Although she may not know the term, she suffers from a food bolus. A growing number of Americans experience this unhappy phenomenon.
What will happen to Ellen? Well, she could wait it out, despite the extreme discomfort. The bolus
might dislodge itself within a day or two. Then again, it could stay right where it is. If it doesn't budge or dissolve, she'll eventually die.
She should go to the ER right away. But will she?
Under today's system of socialized emergency medicine for the poor, she probably would go to the hospital within 24 hours. But under Pelosi's plan, she knows that stepping into that hospital will mean paying an unpayable fine, because she can't afford to be on a health plan. And she's terrified to fill out any forms giving out her personal information, because the last year she filled out a tax form was the year she "fell off the grid."
So she stays home, spitting out her saliva every minute, unable to sleep, feeling ready to die. Maybe she ends up doing just that.
Well, screw Ellen. She didn't pay taxes. She didn't really contribute to the economy. It's not as though society
owed her a decent job or a social safety net. Let the bitch die. Too bad the taxpayers have to fork over the money to put her underground.
Ellen's story has millions of variations, and all of them will play out in the coming years.
The jobs are not coming back, because both the Republicans
and the Democrats consider the remedies (protectionism, Keynesian job-creation) ideologically impermissible. If there are X number of Ellens out there right now, there will be 2X by 2015. For most of those Ellens, the awful health care system we have now is preferable to the proposed reforms.
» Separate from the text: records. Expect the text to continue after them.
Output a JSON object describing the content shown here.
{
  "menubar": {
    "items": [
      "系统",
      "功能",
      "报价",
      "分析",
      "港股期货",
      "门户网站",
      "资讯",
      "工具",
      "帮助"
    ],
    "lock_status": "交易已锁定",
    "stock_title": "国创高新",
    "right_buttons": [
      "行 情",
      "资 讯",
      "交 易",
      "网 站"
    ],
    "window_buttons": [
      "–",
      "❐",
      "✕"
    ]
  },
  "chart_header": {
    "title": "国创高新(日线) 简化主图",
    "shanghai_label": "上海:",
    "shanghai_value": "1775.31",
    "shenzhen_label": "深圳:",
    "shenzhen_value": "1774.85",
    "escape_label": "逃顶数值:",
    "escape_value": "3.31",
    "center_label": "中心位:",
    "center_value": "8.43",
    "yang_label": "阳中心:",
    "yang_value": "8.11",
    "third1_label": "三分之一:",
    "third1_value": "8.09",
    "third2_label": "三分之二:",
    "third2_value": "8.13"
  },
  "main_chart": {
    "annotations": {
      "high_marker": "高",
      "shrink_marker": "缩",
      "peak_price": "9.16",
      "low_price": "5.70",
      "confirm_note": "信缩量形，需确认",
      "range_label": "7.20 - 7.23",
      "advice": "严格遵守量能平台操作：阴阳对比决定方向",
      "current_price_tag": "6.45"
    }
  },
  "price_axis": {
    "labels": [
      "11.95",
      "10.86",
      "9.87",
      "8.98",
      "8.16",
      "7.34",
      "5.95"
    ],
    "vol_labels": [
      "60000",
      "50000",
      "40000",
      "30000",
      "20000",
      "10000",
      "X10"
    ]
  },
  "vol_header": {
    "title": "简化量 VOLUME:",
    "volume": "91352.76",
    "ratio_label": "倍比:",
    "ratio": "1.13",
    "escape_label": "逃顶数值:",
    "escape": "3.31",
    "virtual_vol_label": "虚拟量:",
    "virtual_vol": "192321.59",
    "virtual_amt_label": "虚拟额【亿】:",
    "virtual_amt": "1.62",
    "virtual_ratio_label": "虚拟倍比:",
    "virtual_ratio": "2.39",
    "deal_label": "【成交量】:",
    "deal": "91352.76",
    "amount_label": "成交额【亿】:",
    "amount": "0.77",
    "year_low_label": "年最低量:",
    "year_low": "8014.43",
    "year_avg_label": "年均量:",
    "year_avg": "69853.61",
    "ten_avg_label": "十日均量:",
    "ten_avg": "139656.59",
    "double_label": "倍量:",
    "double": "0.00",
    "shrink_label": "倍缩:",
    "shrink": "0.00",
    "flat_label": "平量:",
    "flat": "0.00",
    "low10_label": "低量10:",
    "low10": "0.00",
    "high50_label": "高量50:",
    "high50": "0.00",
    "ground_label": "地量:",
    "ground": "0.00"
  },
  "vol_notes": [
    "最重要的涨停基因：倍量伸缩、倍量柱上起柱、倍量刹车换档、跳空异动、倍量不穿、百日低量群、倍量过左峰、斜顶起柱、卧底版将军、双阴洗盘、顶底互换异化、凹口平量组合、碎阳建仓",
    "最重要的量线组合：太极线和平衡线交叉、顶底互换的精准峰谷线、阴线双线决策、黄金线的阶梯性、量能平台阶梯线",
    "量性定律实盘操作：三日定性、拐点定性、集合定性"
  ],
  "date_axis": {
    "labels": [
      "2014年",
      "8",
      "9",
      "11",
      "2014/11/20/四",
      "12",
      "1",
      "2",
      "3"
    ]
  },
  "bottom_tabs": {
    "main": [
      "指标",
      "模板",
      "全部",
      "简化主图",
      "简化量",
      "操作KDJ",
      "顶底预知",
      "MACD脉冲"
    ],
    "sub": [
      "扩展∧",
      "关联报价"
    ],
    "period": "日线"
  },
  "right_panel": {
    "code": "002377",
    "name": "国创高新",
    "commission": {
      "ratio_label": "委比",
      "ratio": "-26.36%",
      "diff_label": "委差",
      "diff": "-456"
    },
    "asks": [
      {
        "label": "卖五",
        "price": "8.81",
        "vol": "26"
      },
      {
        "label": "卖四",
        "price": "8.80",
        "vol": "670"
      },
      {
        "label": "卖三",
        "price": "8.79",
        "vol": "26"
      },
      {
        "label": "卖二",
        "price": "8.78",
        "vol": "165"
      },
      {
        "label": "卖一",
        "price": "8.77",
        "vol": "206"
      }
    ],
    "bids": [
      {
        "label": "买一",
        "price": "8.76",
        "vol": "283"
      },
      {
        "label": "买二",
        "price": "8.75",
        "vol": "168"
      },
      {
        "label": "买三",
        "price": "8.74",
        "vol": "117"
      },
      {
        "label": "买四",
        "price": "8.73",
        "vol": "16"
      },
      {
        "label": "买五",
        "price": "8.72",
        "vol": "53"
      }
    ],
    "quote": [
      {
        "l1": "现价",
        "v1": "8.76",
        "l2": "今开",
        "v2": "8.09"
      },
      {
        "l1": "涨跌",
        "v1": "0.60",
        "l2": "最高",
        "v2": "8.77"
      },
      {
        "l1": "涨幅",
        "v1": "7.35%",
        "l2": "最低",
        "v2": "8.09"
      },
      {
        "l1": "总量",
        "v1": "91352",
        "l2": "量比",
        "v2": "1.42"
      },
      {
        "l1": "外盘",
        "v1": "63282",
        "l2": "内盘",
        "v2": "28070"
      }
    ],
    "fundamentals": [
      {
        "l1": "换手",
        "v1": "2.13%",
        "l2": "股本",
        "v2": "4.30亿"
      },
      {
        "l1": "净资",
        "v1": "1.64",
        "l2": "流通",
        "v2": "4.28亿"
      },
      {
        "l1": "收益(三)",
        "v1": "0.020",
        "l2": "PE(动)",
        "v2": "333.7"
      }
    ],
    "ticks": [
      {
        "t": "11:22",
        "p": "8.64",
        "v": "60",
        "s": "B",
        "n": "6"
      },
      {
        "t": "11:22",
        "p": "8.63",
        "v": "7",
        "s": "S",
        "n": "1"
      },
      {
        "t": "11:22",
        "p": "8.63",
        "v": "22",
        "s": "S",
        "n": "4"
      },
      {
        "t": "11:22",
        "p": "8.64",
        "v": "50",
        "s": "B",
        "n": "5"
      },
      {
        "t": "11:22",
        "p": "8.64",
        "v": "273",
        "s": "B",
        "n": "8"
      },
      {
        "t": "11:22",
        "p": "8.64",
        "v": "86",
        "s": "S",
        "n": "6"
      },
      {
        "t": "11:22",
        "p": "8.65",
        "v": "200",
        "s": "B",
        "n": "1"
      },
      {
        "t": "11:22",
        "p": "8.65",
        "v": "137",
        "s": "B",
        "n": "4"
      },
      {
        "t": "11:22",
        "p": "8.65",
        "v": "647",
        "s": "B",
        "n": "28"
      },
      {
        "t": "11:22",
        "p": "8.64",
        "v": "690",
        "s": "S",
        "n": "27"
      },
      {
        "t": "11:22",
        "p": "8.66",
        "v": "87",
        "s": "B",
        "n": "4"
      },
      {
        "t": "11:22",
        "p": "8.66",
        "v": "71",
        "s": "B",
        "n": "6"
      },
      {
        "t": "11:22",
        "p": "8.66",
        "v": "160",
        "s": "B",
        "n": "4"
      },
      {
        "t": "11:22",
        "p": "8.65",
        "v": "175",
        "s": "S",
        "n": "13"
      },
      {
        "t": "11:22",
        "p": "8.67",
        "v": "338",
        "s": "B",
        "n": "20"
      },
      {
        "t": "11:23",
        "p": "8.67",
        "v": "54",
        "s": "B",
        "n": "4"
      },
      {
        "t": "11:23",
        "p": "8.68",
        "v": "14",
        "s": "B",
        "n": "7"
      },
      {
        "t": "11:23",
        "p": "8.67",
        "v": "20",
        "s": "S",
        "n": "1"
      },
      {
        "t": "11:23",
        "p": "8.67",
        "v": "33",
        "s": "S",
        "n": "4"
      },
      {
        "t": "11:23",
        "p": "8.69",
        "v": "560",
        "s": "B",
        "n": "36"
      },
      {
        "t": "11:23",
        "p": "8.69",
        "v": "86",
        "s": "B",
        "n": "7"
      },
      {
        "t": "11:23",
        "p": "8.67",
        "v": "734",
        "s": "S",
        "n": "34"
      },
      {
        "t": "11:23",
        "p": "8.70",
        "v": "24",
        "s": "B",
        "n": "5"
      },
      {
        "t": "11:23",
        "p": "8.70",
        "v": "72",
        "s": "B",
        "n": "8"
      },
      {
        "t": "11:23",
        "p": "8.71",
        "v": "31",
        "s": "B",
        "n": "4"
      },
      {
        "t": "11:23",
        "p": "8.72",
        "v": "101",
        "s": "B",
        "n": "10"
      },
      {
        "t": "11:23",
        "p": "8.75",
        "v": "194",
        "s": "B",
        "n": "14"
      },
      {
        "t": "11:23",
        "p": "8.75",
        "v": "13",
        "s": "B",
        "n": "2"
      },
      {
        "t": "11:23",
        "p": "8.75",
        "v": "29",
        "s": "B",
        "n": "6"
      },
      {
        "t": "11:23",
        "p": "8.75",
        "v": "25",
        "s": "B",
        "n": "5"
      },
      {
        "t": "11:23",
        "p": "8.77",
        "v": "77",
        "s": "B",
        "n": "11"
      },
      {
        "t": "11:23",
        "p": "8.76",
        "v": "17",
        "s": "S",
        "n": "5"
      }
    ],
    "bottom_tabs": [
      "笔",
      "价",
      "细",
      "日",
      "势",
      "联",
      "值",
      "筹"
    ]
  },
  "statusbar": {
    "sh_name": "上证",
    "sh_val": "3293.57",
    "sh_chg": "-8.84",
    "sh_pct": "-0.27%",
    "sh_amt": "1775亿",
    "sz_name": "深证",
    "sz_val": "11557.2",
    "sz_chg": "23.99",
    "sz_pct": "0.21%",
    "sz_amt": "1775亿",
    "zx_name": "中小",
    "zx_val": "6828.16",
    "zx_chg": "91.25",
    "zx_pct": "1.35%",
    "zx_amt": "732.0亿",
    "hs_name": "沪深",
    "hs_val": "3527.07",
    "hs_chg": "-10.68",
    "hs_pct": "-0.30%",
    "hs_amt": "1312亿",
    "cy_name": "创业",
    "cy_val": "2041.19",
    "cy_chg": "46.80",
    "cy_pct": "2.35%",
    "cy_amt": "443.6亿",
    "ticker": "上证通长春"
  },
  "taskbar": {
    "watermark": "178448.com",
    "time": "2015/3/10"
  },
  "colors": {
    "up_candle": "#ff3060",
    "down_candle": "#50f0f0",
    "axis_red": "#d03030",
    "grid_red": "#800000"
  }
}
Nancy Pelosi and Barack Obama have sent a message to all of those Ellens:
Get Out of My Emergency Room!
One final note: What about those who have stepped a few rungs above Ellen on society's ladder? Well, the failed Massachusetts experiment tells us what to expect from Pelosi's hellish admixture of mandates and penalties. Across the nation, we'll be hearing many more complaints like
this one:
I am uninsured because even though I work full time I can not afford health insurance. My salary barely covers rent, childcare & utilities so I have not been to a physician in more than 10 years. During that time I have been to the ER once when I needed stitches. I paid for that visit out of my own pocket. Now I'm paying $1000 year penalty to the state on my taxes because I cannot afford to spend 50 percent of my weekly income on insurance. Ditch the whole insurance requirement. it's NOT working.
Eventually, health care reform -- if passed in the Senate -- will fail. The pundits will then all say with one voice: "We tried socialized medicine and it didn't work."
No-one will listen to those fringe-dwelling bloggers who insist that single payer -- the only
workable system -- was never given a chance.